In Haiti, There’s Still Hope Amidst the Rubble
This month marks the second anniversary of the earthquake in Port-au-Prince, Haiti. Unfortunately, little has changed for the majority of people living in and around the city since the earthquake. More than 550,000 people continue to live in tent communities, where parents are without work, children are without schools, and much of the rubble still remains.
However, all is not bleak. In the last six months of 2011, some of your donations to Buddhist Global Relief have been used to provide a grant to the What If? Foundation in Haiti. A grant of $10,000 was used to support a community-based feeding program (known as Lamanjay in Haitian Creole), which has made an incredible impact on the lives of thousands of children and families in the Ti Plas Kazo neighborhood of Port-au-Prince. This remarkable program provides an average of 1,000 hot, nutritious meals of rice, vegetables, and protein each and every weekday. About 800 of these meals feed hungry children; but the elderly, the sick, and adults in need of assistance in the community are also served. The amazing cooking team continues to buy their produce at the local farmers’ market, and to buy other food and supplies from local distributors.
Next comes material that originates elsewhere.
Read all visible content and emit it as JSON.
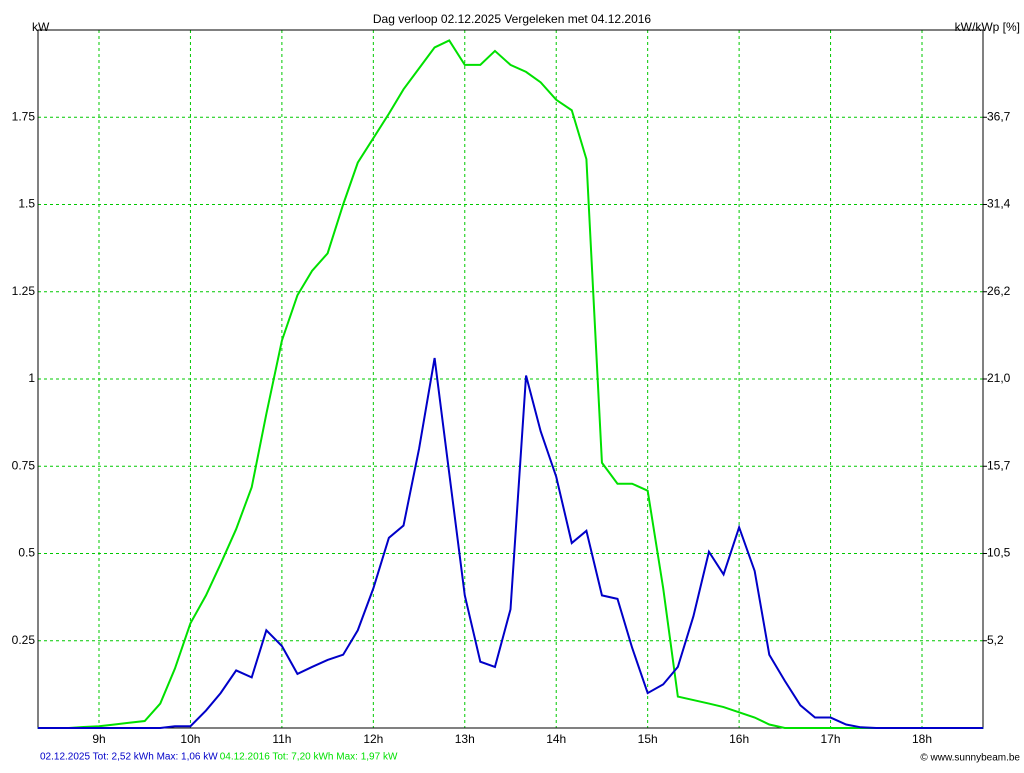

While primarily a feeding program, Lamanjay is also striving to create an atmosphere of hope, love, and respect for the people living in this very challenged neighborhood. It has become a sort of “safe zone” for the children of the area; a place where they can connect with others and reclaim a little bit of their childhood. As Rolande, a 7-year-old girl says, “I live in a tent city--I do not go to school. I like coming to Lamanjay, because they give me a big plate of food, so I am not hungry. And I get to play. And they teach me songs and other things. I am safe at the food program. Really safe.” And Minora, a 12-year-old girl adds, “On weekends when there is no food program, I cannot wait for it to open again. I get so excited to come back.” Jean Marc, an 11-year-old boy, beautifully reminds us of why we support Lamanjay in Port-au-Prince, when he says, “I live in a tent city. So I come to the food program for food. I like that when I am there I get to play. I pray the food program will continue. I don’t know what I would do without it.” Let’s continue to make sure that Rolande, Minora, Jean Marc, and others like them, never have to live without it!